QAMISHLI, Syria (North Press) – A court in the Kurdistan Region of Iraq (KRI) sentenced on Monday a Kurdish-Syrian journalist to three years in prison on espionage charges.  

Dohuk Court of Kurdistan Regional Government (KRG) sentenced Suleiman Ahmad, a Kurdish-Syrian journalist, to three years in prison on charges of alleged membership of the Kurdish Democratic Union Party (PYD) that is operative in Northeast Syria.

The PYD denied the charges against Ahmad and strongly condemned his arrest saying that Ahmad came to the KRI to work as a journalist.

The Committee to Protect Journalists (CPJ), an NGO based in New York City, urged the KRG authorities to release Ahmad after the Duhok criminal court sentenced him to three years in prison. 

“CPJ is alarmed by the sentencing of Syrian journalist Sleman Ahmed, who has been detained for nine months,” said Yeganeh Rezaian, CPJ’s interim MENA program coordinator, in Washington, D.C. “We urge Iraqi Kurdistan authorities to release him without further delay and stop persecuting journalists for their work.”

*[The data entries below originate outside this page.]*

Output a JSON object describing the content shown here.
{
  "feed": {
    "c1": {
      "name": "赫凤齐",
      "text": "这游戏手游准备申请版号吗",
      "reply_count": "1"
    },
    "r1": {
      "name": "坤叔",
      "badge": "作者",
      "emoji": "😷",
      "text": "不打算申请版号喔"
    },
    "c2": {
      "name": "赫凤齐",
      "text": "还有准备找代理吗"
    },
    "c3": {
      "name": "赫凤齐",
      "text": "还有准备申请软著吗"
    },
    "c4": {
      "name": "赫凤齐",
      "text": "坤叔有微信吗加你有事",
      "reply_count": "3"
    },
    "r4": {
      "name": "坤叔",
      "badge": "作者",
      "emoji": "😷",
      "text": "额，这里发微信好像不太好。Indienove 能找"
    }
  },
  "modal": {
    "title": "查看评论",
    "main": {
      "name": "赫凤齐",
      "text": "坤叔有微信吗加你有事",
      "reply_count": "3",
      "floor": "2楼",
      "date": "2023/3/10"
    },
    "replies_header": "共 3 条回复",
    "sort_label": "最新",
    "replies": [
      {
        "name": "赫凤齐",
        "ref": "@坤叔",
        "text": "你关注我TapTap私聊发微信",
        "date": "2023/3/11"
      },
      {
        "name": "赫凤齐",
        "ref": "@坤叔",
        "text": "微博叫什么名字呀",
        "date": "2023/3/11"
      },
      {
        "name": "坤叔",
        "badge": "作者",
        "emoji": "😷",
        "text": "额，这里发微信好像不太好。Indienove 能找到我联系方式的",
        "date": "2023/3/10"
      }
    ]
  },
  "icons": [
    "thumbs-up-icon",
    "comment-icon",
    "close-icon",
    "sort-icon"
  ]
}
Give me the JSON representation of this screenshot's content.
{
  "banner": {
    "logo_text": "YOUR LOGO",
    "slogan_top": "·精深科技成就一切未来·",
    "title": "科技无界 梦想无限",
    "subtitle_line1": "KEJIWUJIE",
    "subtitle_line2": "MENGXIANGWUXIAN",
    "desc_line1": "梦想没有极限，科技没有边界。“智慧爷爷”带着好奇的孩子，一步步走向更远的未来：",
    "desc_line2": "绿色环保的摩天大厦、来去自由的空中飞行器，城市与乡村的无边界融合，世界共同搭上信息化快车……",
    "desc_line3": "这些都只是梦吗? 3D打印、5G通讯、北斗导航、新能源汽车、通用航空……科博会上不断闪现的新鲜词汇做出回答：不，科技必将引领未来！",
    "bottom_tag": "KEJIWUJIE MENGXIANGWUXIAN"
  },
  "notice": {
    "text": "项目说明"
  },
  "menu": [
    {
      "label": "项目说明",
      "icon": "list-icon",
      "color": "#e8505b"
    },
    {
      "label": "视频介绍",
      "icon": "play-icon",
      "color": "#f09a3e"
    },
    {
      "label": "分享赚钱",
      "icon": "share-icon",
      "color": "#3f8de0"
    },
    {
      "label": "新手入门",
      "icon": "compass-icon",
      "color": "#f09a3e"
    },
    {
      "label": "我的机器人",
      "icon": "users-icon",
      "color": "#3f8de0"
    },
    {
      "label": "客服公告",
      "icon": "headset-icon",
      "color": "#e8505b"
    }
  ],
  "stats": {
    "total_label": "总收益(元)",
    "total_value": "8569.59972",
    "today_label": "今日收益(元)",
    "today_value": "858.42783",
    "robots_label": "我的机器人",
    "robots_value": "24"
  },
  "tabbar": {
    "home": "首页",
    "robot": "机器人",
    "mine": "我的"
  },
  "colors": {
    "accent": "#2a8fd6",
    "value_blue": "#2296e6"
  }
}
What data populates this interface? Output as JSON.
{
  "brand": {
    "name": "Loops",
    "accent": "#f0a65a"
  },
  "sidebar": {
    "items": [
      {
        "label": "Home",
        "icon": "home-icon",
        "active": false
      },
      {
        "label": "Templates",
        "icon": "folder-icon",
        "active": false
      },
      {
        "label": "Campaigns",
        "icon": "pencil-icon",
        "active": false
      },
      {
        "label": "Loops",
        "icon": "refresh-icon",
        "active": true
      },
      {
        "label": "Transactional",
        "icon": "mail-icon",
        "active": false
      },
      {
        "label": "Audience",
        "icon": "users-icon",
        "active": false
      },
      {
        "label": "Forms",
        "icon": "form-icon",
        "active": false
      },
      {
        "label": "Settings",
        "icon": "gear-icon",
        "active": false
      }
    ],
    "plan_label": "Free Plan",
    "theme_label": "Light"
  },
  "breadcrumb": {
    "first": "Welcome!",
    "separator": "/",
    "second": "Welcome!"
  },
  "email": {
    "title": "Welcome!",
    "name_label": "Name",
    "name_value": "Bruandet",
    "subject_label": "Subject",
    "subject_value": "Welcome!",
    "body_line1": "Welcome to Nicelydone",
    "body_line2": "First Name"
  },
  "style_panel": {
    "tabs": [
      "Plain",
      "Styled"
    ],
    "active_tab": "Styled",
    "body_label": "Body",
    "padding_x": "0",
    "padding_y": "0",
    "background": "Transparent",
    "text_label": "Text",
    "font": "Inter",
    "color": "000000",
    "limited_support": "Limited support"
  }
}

Ahmad, a Kurd from northern Syria, is an Arabic editor for the local news agency RojNews in the city of Sulaymaniyah, northern Iraq. He was arrested on Oct. 25, 2023 while entering Kurdistan Region of Iraq (KRI) from Syria after paying a visit to his family.

Ramazan Tartisi, one of Ahmad’s lawyers, told the CPJ that the KRG authorities charged Ahmad with espionage on behalf of the Kurdistan Workers’ Party (PKK), but the journalist denied the charges and plans to appeal.

The charges were “merely a means to retaliate against the journalist,” Luqman Ahmad, another lawyer of Ahmad, told the CPJ. “The court had no evidence for the conviction and the legal process was very unfair.”